I like coming home to my own room....even though I have my own room at school, but you understand what I mean right? I keep all my books here at home, and my bed is bigger here...and there's food in the kitchen! Not to forget the fact that I have a huge family. That's why I didn't really want to venture off too far. I had already been sent away to boarding school for 9th-10th grade and I really missed out on a lot of stuff. I guess as the oldest sibling I feel I have a responsibility to my family ... you know, just to be there when shit hits the fan. My Gran (dad's mom) isn't doing so hot, and my mom can always use an extra hand on the weekends.

I also sortof feel like I owe my family a hell of a lot because of my past. I was a horrible person, really, I just don't know if it's even right that I put down half of the extent of my old self. I even have trouble telling the truth to my own therapist, believe it or not. Maybe in good time, as long as I never give out my real name or info I guess you can't really do anything to me. That's the best thing about confiding in a stranger.

Thursday, October 22, 2009

Jesus.....





Okay, okay, I suck so bad at keeping my shit together. I gotta get away from facebook blogging like today. So much has happened in the last couple of months my head is still spinning. Neal and I did our star studded shit, went to Disneyland for his birthday for free which was awesome.. I got my fifth tattoo on my boyfriend's birthday (October 20th) Oh and we celebrated our 2 year anniversary....in different states, again.....but a reunion is so close I can almost taste it....money has been really tight these days I hate asking from my parents. My dad's invention (Facechipz) is starting to blow up everywhere and I'm so proud of him you don't even know. It's a social network for kids and it's really cool...I've been watching the site grow for like 3 years and it's an amazing internet haven for kids that are too young for myspace or facebook...and my dad's trying to get it so that when the kid reaches a certain age, his/her info gets carried over to Facebook, how fucking cool would that be!

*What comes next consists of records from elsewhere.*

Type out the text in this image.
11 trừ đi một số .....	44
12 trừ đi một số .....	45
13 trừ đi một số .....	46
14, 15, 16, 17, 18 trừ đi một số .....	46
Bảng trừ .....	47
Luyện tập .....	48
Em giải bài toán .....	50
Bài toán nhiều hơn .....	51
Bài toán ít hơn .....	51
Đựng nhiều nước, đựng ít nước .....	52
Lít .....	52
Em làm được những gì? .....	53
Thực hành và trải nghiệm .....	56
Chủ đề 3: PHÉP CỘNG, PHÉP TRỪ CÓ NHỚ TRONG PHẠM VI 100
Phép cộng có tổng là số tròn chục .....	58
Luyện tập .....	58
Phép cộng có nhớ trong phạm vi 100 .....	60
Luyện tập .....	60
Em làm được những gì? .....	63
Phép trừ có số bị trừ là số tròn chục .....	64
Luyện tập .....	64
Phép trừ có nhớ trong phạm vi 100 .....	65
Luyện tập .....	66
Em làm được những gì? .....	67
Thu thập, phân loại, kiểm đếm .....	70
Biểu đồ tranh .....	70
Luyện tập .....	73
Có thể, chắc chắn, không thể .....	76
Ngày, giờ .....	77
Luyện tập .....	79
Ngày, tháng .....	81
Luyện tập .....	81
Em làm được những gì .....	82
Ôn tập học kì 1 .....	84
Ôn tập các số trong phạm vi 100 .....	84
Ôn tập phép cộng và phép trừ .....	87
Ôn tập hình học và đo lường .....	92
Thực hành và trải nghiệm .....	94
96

The really great thing about the site though, is that you can't search for anyone or try to add anybody. The ONLY way you can add somebody as your friend is if you personally give them a poker chip with a code on the back of it that you copy into your computer and you automatically become friends, there is no people search option on the site AT ALL. It's really fascinating, my little sister and all her friends love it...it's got all these cool themes and fun extra things you can do like virtual gifts and secret messages...it's wild, and I'm not just saying that because it's my dad's website. I really believe in this thing, and it's going to make a big difference.

Anyways, I'm basically trying to survive college, it's not bad...but it's been miserable trying to find a job, riding my bicycle everywhere...even though I just bought a basket for my handle bars and I absolutely love it...I collect recyclables for money here...sad right?

Oh, and drama at school...they pretty much just waste our tax dollars like toilet paper here.
I woke up at six in the morning to the sound of 2 18 wheelers...I pull up my blinds and right infront of me was "GO ARMY" I couldn't even see the sky....and the fact that I had just watched Quarantine the night before didn't help..... So I guess they're having trouble corrupting the minds of high school kids and decided to come to a state university to try and take people that already have a future? Now there's nothing wrong with joining the army I love my country and I love our troops, but do they really need to try and entice us with video games and remote control cars and key chains? We're all adults here.

Furlough days, budget cuts, increased tuition......where the FUCK is the money going????